If they are going to shove their damn commercials down our throats we need to pass a law so that they’ve got to put all of the commercials at the beginning or end of the show or movie, it would piss them off but hey then I can could watch more then two minutes of a movie without having to watch 5 minutes of commercials.< /s>
You're paying for the delivery, not the content. Well, if it is a cable channel, then you are also paying partly for the content, as the cable or dish provider must pay the channel owner a certain amount per subscriber. But for broadcast network channels, you're only paying for the delivery. Eyeballs viewing the commercials pays for the content.
Without ads, you'd pay much, much more. Look at the premium you must pay for HBO or Cinemax vs. ESPN.
The cure for TV is teevee...
http://www.binsearch.info/?max=250&g=alt.binaries.multimedia&a=teevee%404u.tv+%28teevee%29
It started that way, but, now Dish, Direct, Comcast and everyone ends up paying even for those channels. There have been many disputes over those payments where companies took all the broadcast network channels they own off one system or another until settled.
Fox should do like the sports events and paint CGI ads on the furniture or background.
It is not Dish’s fault that the broadcast companies of today are too stupid to realise what was obvious to broadcast companies in the 1920s.
How can anyone fail to notice, and it’s nothing new.
Channel surfing today is a waste of time all of them put their commercials on at the same time. When you channel surf you are just surfing the other channels commercials.
Don’t even try to say that isn’t a deliberate act.
Yes I do remember when they used to say with pay TV you wouldn’t be bothered with commercials. What a crock that was.
You are absolutely correct and thank you for the correction. Local television stations can either demand "must carry" or negotiate "retransmission consent" with local cable channels and dish providers.
I just got this Hopper whole-home DVR from Dish. So much better than cable! I love it, and the commercial-skipping is one major reason.

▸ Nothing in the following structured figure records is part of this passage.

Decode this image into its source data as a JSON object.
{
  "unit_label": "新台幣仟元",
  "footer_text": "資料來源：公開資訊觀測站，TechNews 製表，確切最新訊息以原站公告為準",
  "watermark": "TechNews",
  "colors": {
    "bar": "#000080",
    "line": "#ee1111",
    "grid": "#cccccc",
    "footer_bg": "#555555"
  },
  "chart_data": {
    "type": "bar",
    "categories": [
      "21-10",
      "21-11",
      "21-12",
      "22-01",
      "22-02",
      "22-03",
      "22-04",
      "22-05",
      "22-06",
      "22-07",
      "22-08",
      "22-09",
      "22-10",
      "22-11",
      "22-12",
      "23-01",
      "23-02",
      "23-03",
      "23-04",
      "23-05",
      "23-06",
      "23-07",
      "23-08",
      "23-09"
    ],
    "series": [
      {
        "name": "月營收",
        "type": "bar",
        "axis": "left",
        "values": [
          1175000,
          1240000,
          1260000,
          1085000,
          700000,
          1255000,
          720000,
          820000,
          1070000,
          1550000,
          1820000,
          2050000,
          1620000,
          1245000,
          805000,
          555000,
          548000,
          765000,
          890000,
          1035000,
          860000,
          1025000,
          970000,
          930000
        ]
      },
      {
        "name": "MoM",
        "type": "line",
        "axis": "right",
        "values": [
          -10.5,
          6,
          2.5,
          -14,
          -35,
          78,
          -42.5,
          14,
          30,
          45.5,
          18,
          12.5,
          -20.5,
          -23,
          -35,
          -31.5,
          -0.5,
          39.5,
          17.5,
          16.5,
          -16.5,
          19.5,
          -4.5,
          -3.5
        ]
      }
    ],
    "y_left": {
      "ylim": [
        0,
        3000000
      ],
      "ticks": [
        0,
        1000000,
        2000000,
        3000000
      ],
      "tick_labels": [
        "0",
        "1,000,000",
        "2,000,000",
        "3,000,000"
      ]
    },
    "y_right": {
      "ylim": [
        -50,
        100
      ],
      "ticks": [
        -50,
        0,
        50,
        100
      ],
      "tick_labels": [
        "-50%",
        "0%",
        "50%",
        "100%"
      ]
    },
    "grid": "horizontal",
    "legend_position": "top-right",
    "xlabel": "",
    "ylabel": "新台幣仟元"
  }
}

Cat’s out of the bag now! Amazing how people want to fight hand-to-hand combat with advertisers when the Internet death ray is already available.
The cable companies better step up and add a similar service. Oops did I just stumble on how that would roll out - fee for service?
I wonder if the Hopper works better than the same feature on my old ReplayTV. It worked most of the time, but occasionally skipped part of a show especially if the scene got dark and quiet for dramatic effect.
‘could destroy its business model’
I watch many things via Netflix, because I hate watching 20 minutes per hour of commercials. The same commercials. Over and over and over.
I also record (DVR+HD) many programs just so I can watch them later with the capability of fast forwarding through the commercials. The same commercials. Over and over and over.
True....BUT, the original broadcast goes out with the ads intact. It's the ability to skip them during recorded playbacks that seems to be the issue. How many folks record shows just to be able to avoid the ads? I can't see a huge number of people purposely recording shows to play them back at a later time with that as a specific goal - usually they record to either not miss it because they aren't there for the original broadcast ot to save it.